Étude PRUDENCE
Test POC: pas de réduction systématique des prescriptions d'antibiotiques
La mise à disposition de tests diagnostiques rapides (tests POC) dans les cabinets de médecine générale ne conduit pas automatiquement à une diminution des prescriptions d'antibiotiques chez les patients souffrant d’infections respiratoires. C’est ce qui ressort de l’étude PRUDENCE, à laquelle ont collaboré des chercheurs de l’Université d’Anvers. Les résultats ont été publiés dans The Lancet Primary Care.

L’étude PRUDENCE a comparé, dans 13 pays*, les soins standards avec ou sans stratégie de test POC : test sanguin pour les marqueurs inflammatoires (CRP), écouvillon de gorge pour le streptocoque du groupe A et écouvillon nasal pour la grippe, chez des patients pour lesquels le médecin envisageait une prescription d'antibiotiques.
L’étude a été mise en place car l’utilisation des tests POC était depuis longtemps considérée comme un outil prometteur pour soutenir la politique antibiotique en soins de première ligne. PRUDENCE montre clairement que la disponibilité de ces tests n’a pas entraîné une diminution des prescriptions d’antibiotiques. Le temps de guérison est identique dans les deux groupes : quatre jours.
« Les tests POC ne sont pas une solution technologique simple et immédiate », estime la Pre Sybil Anthierens (Université d’Anvers), qui a participé à l’étude. « Ils peuvent constituer un levier vers un meilleur comportement de prescription, mais uniquement si les bonnes conditions sont réunies. »
Intention initiale
Les résultats de l’étude ne signifient toutefois pas que les tests POC n’ont aucun rôle à jouer en soins de première ligne. Les résultats des tests confirment souvent l’intention initiale des médecins de prescrire ou non des antibiotiques.
L’évaluation du processus montre que les médecins ignorent systématiquement les résultats des tests dans trois situations : lorsque les symptômes sont considérés comme typiquement bactériens, lorsque le résultat contredit l’intuition clinique du médecin et lorsque la prescription a déjà été annoncée au patient avant que le résultat ne soit disponible.

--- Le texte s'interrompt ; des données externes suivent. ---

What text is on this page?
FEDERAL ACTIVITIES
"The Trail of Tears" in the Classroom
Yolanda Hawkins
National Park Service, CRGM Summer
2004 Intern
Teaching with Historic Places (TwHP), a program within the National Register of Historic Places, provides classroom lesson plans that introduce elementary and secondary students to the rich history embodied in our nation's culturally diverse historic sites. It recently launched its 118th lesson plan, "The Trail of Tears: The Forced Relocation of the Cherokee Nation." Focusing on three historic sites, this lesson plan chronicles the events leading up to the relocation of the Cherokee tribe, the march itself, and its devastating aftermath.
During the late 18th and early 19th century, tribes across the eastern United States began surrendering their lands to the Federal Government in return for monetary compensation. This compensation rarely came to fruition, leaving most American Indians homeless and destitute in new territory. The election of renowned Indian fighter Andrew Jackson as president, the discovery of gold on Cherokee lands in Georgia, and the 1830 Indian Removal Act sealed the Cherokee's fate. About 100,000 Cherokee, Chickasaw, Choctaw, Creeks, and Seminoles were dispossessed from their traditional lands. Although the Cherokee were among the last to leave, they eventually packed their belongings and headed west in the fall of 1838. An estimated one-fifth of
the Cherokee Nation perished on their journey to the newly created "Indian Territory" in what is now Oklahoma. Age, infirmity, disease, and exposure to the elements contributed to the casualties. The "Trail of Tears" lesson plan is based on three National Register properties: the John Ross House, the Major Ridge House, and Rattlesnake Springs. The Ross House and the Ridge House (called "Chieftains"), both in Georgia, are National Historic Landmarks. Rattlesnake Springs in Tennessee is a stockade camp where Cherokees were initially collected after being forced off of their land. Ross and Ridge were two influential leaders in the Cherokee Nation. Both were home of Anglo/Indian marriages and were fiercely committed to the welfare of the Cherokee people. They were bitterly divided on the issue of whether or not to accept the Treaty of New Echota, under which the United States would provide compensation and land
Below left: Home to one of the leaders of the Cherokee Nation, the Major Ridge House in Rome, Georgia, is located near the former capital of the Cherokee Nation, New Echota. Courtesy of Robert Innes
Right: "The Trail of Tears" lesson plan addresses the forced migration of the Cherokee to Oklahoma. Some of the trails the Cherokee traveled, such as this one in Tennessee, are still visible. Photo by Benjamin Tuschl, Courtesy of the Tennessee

Face à un résultat de test fortement positif, il arrive qu’un médecin rédige une prescription qu’il n’avait pas initialement prévue. Les chercheurs en concluent que les tests POC ne sont pas un outil destiné à réduire les prescriptions à tout prix, mais bien à prescrire de manière plus appropriée et plus sûre.
Antibiorésistance
Une recherche complémentaire a montré que le rôle du patient ne doit pas être sous-estimé. Il accepte plus facilement un résultat de test lorsque celui-ci correspond à ses attentes, mais le remet en question lorsqu’il perçoit ses symptômes comme graves. Les patients ayant compris l’objectif du test et la signification d’un résultat négatif se sont montrés prêts à ajuster leurs attentes en matière d’antibiotiques. Ils mentionnaient souvent la résistance aux antibiotiques comme motivation pour ne pas en prendre.
Les chercheurs concluent que le test POC doit s’inscrire dans un ensemble plus large d’interventions.
Ils évoquent notamment une formation à la communication pour les médecins, le report volontaire de la discussion sur la prescription jusqu’à l’obtention des résultats, un meilleur accompagnement dans l’interprétation des tests, ainsi qu’une explication plus ciblée au patient sur ce que le test mesure et signifie.
« La question n’est plus de savoir si les tests POC fonctionnent, mais dans quelles conditions ils peuvent fonctionner de manière optimale, et comment les politiques et la formation peuvent activement créer ces conditions. »
* Belgique, Allemagne, France, Géorgie, Grèce, Hongrie, Irlande, Israël, Italie, Pologne, Portugal, Espagne et Royaume-Uni.